The reconstructed \jpsi candidates are split into two sets. \emph{Matched} candidates fulfill the association criteria, \emph{failed} candidates do not fulfill the association criteria. These two sets are simultaneously fitted with a sum of two Crystal Ball functions with shared mean value as the signal component and an exponential function as the background component. The two sets share all signal shape parameters. The yields and the background shape in the \matched and \failed sets are independent. Following \refEq{tag-and-probe-real}, the track reconstruction efficiency can be expressed as a function of the signal yields of the \matched, $N_{\rm sig}^{\rm Match}$, and \failed, $N_{\rm sig}^{\rm Fail}$, samples
\begin{equation}\label{eq:tag-and-probe-eff}
	\varepsilon_{\rm tr} = \frac{N_{\rm sig}^{\rm Match}}{N_{\rm sig}^{\rm Match}+N_{\rm sig}^{\rm Fail}}\,.
\end{equation}
It is important to consider only the \emph{signal} yields, as combinatorial background is present in the measurement. An example of the mass distributions for the matched and failed candidates is given in \refFig{trEff-mass}.

In this approach, the efficiency is treated as a fit parameter\footnote{In the fit  to the \jpsi mass, the floated parameters are then the track reconstruction efficiency and the total yield of $N_{\rm sig}<{all}=N_{\rm sig}^{\rm Match}+N_{\rm sig}^{\rm Fail}$.}. This scheme guarantees that the correlations between the parameters are properly treated in the calculation of the statistical uncertainties. 


\begin{figure}[hbt!]
	\centering
	\includegraphics[width=0.45\textwidth]{TrackEff/2018/Full_bin0_Long_Matched.eps}
	\includegraphics[width=0.45\textwidth]{TrackEff/2018/Full_bin0_Long_Failed.eps}
	
	\captionof{figure}[Invariant reconstructed \jpsi candidate mass distribution.]{Invariant reconstructed \jpsi candidate mass distribution for the Long method. On the left, the invariant mass of the matched candidates is shown, on the right are failed candidates. The black points represent a subset of the data obtained during the data taking year 2018. The black line represents the full fit model. The red dashed line represents the signal component.}\label{fig:trEff-mass} 
\end{figure}

As discussed in \refSec{trackMeas}, the efficiencies obtained from the simulation are a good approximation of the actual efficiencies, however they are not perfect. On the other hand, the tag-and-probe method of obtaining the efficiencies is rather lengthy and performing this study for every analysis is not feasible. Therefore, a correction factor $R$ is calculated:
\begin{equation}\label{eq:trackEff-R}
R=\frac{\varepsilon_{\rm data}}{\varepsilon_{\rm sim}}\,,
\end{equation}
where the $\varepsilon_{\rm data}$ represents the tag-and-probe efficiency in data and $\varepsilon_{\rm sim}$ represents the tag-and-probe efficiency in simulation. This ratio $R$ can be used independently by many analyses to 'correct' the efficiency obtained directly from simulation. Moreover, first order uncertainties are canceled out. Therefore, the ratio $R$ is the ultimate goal of the tracking efficiency measurement.

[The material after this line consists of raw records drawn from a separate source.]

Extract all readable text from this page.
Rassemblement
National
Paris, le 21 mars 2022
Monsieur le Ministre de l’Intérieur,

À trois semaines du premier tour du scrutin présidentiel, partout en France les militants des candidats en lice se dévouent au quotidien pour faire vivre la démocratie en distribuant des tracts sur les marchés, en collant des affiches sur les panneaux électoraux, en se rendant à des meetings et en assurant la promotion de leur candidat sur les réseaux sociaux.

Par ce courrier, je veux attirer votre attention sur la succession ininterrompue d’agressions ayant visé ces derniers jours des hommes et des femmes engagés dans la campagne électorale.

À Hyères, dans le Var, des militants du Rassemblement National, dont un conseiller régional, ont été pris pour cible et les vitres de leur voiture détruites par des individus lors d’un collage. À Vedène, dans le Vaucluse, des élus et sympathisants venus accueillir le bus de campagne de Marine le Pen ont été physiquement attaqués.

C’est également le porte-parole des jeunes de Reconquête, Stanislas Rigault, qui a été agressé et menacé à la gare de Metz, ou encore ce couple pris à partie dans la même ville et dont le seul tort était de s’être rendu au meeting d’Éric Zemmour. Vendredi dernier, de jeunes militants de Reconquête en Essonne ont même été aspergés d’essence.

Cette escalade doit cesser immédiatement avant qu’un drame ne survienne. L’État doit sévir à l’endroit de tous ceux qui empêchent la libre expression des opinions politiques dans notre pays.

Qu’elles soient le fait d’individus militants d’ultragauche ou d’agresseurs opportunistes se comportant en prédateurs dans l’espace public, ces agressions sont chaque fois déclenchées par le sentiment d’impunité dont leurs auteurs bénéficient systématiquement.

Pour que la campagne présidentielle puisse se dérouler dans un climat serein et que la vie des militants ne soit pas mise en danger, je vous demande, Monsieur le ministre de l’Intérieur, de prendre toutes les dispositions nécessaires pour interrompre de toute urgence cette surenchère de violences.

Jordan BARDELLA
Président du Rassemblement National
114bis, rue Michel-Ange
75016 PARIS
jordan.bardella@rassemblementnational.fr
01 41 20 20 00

In order to accomodate the requirements of most \lhcb analyses, the track reconstruction efficiency is measured in bins of pseudorapidity, $\eta$, momentum, $p$, number of hits in the \spd detector, $N_{\spd \rm hits}$, and the number of primary vertices present in the event $N_{\rm PV}$. The ratio $R$ is measured in two dimensions in bins of pseudorapidity and momentum. This is referred to later as \emph{correction table}.